The competitive pressures facing consumer product companies in the health and beauty sector not only continue unabated, but continue to grow. As a recent Wall Street Journal article points out, more marketing dollars are shifted toward packaging and point-of-purchase promotions, increasing from $17.6 to $18.6 billion. As more new products are introduced each year, efficiently managing the package-design chain will only grow in importance.
Savvy marketers realize they can gain
key competitive advantages in speeding time-to-market by driving out inefficiencies in the package-design chain, while, at the same time, fostering the innovative packaging that helps build brands.
Implementing a software and hardware suite that manages and integrates the packaging supply chains from ideation to production is a demonstrable way to achieve these goals. An ideal design life-cycle management solution allows consumer product companies, private-label retailers and their graphic communication partners to communicate, collaborate, and execute packaging in the most efficient and innovation-fostering way possible.

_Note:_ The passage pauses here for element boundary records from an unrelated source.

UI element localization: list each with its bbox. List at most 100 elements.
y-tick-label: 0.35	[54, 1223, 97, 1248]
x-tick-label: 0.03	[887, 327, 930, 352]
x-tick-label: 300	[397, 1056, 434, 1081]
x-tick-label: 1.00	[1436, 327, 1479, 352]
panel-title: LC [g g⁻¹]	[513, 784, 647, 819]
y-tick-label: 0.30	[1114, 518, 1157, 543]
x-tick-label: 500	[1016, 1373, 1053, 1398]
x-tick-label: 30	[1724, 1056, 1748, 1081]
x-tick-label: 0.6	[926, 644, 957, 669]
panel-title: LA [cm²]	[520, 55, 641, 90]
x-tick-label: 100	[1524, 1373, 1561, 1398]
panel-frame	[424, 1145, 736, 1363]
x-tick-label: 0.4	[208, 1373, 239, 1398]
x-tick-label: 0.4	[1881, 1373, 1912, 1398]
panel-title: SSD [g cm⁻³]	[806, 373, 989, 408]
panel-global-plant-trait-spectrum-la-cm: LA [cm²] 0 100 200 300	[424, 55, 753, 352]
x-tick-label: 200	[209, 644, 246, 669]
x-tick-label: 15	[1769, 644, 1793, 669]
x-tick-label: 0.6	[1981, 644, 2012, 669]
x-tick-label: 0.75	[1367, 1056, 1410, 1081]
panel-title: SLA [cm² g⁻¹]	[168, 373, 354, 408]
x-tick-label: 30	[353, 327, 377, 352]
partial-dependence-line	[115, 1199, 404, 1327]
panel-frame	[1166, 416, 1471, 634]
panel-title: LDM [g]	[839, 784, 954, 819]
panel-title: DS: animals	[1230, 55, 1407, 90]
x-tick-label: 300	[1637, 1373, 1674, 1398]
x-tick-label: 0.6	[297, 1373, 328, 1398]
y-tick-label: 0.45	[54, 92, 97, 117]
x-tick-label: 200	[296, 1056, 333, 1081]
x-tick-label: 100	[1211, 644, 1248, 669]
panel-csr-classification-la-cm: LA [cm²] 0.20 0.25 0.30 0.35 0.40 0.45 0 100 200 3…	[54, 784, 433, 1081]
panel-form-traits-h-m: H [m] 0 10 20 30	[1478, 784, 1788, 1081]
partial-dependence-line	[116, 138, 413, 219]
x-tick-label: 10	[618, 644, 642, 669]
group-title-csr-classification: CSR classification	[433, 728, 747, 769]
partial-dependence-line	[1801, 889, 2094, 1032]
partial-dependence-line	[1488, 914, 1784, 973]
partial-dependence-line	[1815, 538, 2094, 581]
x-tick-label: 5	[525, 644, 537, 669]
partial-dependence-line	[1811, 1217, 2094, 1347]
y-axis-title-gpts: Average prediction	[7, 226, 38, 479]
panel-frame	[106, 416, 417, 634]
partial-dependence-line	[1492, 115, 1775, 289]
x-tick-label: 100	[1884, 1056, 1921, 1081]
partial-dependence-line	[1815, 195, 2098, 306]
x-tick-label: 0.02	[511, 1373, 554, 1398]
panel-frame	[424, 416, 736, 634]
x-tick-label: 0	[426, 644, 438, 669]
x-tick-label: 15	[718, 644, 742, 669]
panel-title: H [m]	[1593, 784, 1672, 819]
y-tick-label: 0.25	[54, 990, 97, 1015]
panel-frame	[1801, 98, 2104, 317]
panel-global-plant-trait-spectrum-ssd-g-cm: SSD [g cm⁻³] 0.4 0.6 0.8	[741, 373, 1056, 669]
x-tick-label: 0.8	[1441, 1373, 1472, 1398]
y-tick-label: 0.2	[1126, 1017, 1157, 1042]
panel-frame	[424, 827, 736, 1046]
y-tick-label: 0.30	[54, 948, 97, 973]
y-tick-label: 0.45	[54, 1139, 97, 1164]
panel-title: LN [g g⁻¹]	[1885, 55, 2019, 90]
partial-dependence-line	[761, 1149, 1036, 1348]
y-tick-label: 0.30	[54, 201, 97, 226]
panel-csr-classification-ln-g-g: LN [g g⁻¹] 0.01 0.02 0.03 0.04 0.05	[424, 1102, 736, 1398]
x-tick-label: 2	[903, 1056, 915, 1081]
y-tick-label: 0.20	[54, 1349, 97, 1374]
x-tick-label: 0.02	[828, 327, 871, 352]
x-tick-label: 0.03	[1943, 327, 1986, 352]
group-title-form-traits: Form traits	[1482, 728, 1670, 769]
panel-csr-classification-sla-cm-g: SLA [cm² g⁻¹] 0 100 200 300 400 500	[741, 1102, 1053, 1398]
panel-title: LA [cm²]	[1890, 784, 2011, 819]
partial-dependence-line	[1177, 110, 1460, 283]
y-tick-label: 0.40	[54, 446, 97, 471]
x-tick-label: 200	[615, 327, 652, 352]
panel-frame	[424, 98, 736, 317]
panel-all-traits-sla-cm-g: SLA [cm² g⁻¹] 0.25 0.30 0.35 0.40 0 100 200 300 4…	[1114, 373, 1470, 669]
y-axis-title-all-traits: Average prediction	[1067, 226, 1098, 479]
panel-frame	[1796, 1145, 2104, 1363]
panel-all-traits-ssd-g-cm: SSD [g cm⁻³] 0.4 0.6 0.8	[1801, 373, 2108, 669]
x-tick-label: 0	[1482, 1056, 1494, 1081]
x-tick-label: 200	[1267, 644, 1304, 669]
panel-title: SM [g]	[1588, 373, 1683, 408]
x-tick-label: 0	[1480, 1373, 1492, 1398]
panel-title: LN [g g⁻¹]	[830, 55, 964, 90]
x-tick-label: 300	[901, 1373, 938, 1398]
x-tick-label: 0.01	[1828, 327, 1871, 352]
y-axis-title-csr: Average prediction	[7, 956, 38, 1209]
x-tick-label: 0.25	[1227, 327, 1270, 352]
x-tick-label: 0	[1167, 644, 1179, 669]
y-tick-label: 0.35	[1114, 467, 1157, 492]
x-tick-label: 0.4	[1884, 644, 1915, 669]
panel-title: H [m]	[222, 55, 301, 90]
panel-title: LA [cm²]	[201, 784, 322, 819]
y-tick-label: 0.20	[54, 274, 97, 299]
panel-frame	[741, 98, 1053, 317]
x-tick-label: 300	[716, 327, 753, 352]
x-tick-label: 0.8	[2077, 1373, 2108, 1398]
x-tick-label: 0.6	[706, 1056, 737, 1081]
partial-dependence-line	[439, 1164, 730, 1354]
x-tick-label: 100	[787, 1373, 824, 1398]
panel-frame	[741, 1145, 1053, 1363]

As efficient communication and collaboration are obviously good things—and managing the actual production of a package is even better—design life-cycle management means business, literally. Lest you think this is a pie-in-the-sky conceptual artifice, let me give you a very technical example. Software applications are available that contain advanced trapping and ink tools, allowing designers to ascertain that their renderings can actually be printed in the colors they’ve selected. This is no small feat, as it allows potential production problems to be resolved long before a design is sent off to the printing plant, and thus reduce time-to-market and related expenses.
Knowing the challenges that lay ahead in the package design process is paramount. When we consult with potential health and beauty clients, we make it a point to know the terrain and understand their design-chain management issues in the aggregate. How many layers of approval are there in-house? How many brand managers, designers, lawyers, and corporate executives? Outside the company, how many stakeholders exist, such as ad agencies, design firms, prepress, converters, printers, and various suppliers?
Electronic design life-cycle management is all about getting these players on the same page. Considering that 40 or more people have influence and approval on an individual project, getting them on board with one another is half the battle. Supplying the tools to change and collaborate on a design while it’s in process is the other half. Superior design life-cycle management solutions should deliver on both, and foster the innovation that leads to packaging that builds brands and drives sales.
While innovation is a current buzzword that pervades many industries, it is the key competitive advantage—fostering it, speeding its pace, and executing its results translates into better sales, stronger brand equity and repeat business.
An ideal design life-cycle management solution removes time-consuming logistic and business-process steps, essentially minimizing the tedious back-and-forth nature of approvals and revisions. If a major health and beauty product company has the proper communication, collaboration, and execution software platform in place, the people it pays to manage brands and develop sales-driving packaging are freed up to do actually do what they are experts at doing—move product and build brands. Instead of worrying if Hal in legal or Sally in compliance have reviewed and approved new packaging, a brand manager can put her time where it counts.
Take a deep breath and review the past 20 years. Unprecedented liberalization in markets across the global economy have been witnessed: freer trade, lower tariffs, and the rise of widespread economic growth in China and India. Throw in for good measure the march of technology, increased outsourcing, merger-mania—and it’s a dizzying vista indeed.
My point is that companies that are open, flexible and adaptable have not only survived, but thrived, and will continue to do so. The innovators will continue to come out on top. Fostering innovation is no cliché. Quickening its pace and executing its outcomes are a necessity not just to survive, but to thrive.
And in the package-development process, it’s innovation that drives the superior design that moves products off the shelves and into shopping baskets. In other words, health and beauty brand managers can focus more energy on building a powerful brand platform for their specific products, and less energy on building an individual package.
Building the brand and maximizing shelf impact boils down to the consumer standing in a store deciding what to buy. Fostering the necessary innovation to unleash sublime design will be the key competitive advantage. Consumers, after all, don’t see an innovative product on a store shelf—they see the packaging. Clearly, equal focus must be paid to excellence in package design. Design life-cycle management as a comprehensive solution will help CPCs focus their energies where it truly counts.